In the best plays, the “suspension of disbelief” is produced involuntarily. Some theatergoers may work to subdue the natural, incredulous impulse—“that’s just fake blood,” “she’s not really dead,” “he’s ACTING,”—but, ultimately, it is the show’s responsibility to make an audience suspend its disbelief. When we go to a play, we want to immerse ourselves in the characters—to buy into an illusion we all know is patently false.
The theater company Hudson Warehouse has gotten and will continue to get audiences to do exactly this with Euripides’ The Trojan Women in June, Rostand’s Cyrano in July and Shakespeare’s Romeo and Juliet in August. Each weekend, these plays will work to make hundreds of people forget that they are at a play, and to therefore believe the joys, pains and tribulations of the invented people we call characters.

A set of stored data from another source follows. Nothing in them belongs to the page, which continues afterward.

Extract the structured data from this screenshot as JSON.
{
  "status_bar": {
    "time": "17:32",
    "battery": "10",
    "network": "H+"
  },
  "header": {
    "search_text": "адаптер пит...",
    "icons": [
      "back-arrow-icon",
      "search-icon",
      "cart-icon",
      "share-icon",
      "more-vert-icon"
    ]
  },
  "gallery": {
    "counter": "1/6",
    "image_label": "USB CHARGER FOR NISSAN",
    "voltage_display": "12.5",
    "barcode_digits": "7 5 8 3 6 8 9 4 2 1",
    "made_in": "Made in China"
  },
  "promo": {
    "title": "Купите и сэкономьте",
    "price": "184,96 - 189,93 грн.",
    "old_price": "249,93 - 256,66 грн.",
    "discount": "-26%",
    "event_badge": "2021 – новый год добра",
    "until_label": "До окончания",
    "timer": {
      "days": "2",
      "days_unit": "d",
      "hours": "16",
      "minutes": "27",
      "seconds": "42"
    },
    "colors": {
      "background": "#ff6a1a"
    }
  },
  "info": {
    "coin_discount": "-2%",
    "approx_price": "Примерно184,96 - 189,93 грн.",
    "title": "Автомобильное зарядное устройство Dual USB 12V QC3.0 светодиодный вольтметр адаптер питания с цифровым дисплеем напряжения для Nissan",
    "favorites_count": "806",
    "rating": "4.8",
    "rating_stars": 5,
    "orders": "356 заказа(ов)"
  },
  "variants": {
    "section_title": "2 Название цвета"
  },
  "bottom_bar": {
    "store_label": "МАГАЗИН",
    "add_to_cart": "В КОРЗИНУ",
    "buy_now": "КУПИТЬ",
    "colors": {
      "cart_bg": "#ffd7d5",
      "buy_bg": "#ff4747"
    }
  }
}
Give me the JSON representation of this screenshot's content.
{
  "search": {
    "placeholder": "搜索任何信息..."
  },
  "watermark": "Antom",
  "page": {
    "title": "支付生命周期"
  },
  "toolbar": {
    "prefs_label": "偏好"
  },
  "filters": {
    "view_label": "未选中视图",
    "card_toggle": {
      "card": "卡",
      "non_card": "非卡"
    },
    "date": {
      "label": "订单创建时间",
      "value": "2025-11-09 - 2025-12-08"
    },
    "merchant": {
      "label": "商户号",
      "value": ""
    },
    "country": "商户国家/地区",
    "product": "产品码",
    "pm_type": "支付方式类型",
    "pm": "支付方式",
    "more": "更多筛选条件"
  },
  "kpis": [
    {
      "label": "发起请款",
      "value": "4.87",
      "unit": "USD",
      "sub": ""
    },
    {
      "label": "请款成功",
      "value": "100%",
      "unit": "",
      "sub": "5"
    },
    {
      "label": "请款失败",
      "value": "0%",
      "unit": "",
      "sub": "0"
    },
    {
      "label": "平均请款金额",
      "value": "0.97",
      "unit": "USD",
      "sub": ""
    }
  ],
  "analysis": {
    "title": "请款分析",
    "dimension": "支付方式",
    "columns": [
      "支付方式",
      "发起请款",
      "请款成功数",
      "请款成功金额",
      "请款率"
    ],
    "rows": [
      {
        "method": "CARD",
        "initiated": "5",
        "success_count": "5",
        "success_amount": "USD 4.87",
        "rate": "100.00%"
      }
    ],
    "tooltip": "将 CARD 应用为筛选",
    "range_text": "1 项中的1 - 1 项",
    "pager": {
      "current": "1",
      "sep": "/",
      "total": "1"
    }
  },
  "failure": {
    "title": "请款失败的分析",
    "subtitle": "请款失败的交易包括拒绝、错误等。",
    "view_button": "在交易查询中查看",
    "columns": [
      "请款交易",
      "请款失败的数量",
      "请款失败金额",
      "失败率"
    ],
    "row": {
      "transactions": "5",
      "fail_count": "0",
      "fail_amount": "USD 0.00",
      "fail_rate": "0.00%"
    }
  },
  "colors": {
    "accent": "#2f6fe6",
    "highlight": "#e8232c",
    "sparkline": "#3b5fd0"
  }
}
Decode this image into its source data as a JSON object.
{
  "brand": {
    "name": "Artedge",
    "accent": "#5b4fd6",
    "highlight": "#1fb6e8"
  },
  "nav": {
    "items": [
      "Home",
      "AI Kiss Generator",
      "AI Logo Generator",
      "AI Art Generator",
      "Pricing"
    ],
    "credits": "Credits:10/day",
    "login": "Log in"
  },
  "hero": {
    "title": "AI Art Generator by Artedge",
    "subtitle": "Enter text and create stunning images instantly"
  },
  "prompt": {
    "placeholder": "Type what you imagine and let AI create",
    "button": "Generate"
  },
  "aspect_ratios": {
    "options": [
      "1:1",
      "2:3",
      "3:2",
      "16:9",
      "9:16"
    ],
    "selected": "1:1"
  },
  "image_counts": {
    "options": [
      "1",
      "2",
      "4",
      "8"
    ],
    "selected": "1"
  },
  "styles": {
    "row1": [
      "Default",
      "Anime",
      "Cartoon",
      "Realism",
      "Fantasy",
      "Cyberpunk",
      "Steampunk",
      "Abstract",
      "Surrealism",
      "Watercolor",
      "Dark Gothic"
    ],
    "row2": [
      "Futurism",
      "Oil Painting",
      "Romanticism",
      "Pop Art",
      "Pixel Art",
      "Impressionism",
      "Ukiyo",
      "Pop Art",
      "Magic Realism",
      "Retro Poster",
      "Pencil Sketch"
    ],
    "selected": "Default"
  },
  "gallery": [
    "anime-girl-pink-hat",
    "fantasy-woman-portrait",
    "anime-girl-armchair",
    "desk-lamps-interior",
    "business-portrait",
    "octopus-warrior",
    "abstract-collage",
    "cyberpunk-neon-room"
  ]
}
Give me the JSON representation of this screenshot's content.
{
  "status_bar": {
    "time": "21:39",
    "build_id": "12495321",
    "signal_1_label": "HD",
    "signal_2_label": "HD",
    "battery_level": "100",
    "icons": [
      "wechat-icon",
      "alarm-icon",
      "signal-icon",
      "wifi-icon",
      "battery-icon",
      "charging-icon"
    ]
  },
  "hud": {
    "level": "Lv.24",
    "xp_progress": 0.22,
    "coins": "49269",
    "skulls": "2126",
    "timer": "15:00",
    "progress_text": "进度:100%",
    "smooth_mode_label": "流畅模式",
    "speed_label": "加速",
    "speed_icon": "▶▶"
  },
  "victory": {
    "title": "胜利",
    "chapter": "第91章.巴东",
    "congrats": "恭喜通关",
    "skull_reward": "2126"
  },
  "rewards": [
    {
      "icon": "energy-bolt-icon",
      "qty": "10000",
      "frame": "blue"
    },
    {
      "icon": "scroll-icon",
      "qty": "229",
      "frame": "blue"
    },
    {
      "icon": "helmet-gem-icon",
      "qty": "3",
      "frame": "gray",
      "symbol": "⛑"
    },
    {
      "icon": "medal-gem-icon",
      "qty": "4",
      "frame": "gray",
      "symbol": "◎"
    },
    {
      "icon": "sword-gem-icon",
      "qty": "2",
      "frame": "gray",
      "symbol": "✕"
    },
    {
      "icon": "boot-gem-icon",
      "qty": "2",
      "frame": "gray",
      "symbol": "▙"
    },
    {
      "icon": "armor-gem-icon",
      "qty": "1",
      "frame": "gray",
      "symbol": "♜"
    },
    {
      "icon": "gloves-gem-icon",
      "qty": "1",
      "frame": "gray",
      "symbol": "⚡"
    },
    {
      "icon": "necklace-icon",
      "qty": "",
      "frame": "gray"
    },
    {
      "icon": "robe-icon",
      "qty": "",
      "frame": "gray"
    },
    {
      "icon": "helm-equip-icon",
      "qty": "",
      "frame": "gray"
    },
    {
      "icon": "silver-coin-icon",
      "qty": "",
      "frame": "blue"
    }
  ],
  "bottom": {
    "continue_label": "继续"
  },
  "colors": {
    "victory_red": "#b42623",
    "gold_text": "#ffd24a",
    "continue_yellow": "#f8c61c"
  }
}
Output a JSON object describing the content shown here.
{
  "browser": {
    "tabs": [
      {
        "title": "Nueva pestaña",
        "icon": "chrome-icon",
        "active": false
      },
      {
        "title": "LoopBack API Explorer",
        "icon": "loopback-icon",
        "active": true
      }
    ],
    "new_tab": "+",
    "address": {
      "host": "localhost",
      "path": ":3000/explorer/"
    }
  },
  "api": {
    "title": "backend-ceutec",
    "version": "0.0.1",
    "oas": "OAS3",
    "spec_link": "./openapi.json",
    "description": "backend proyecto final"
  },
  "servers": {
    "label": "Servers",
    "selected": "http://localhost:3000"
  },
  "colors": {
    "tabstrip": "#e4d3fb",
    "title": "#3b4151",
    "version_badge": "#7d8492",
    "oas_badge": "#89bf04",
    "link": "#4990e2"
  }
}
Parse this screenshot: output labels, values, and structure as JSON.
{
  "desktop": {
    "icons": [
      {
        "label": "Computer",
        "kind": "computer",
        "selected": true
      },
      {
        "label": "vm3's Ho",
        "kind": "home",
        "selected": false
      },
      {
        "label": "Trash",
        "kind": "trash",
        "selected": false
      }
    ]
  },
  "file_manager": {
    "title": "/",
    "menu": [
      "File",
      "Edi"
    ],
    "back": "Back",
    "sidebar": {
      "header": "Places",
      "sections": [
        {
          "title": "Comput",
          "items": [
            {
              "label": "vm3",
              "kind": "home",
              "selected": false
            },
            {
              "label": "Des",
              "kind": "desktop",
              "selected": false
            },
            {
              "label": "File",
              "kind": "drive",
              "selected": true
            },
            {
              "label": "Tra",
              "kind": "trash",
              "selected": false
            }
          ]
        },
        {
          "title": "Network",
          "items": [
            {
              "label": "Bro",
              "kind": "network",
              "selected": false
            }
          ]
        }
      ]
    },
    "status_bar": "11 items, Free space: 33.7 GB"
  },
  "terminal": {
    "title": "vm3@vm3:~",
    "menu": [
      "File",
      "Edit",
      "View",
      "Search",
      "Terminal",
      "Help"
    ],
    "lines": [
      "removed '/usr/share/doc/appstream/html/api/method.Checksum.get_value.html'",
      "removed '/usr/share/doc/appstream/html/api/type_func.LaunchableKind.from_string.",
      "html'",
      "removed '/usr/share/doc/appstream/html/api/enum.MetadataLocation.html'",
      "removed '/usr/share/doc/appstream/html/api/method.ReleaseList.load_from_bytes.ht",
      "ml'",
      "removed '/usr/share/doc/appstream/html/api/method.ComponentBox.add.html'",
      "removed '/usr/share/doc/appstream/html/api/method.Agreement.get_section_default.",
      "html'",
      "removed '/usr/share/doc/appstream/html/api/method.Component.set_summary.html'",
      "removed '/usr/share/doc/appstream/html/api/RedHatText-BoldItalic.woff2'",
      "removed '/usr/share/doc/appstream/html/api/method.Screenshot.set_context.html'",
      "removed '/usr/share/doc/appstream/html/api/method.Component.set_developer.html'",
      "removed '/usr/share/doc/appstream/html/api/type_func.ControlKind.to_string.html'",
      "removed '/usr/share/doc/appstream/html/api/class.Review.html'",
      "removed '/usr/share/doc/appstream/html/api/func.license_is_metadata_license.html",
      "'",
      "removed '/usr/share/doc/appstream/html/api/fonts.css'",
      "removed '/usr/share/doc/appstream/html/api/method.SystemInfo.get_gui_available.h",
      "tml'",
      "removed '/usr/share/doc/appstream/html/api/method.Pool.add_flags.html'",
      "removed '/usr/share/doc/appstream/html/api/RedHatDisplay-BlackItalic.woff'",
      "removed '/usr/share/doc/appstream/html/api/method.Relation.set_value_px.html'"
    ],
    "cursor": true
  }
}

Yet this blog, however diminutive its scope and limited its ambition, will work against this goal. Through anecdotes, stories and interviews, I, along with fellow Production Assistant and old friend David Martin, will explore what the show will try to get you to forget. We’ll ask our actors what they really think about the people they pretend to be, reveal our director’s manipulation of ancient scripts, and, even, divulge our secret recipe for fake vomit.
So—whoever, if anyone, is out there—sit back and enjoy, gently to hear, kindly to judge, a blog about our play.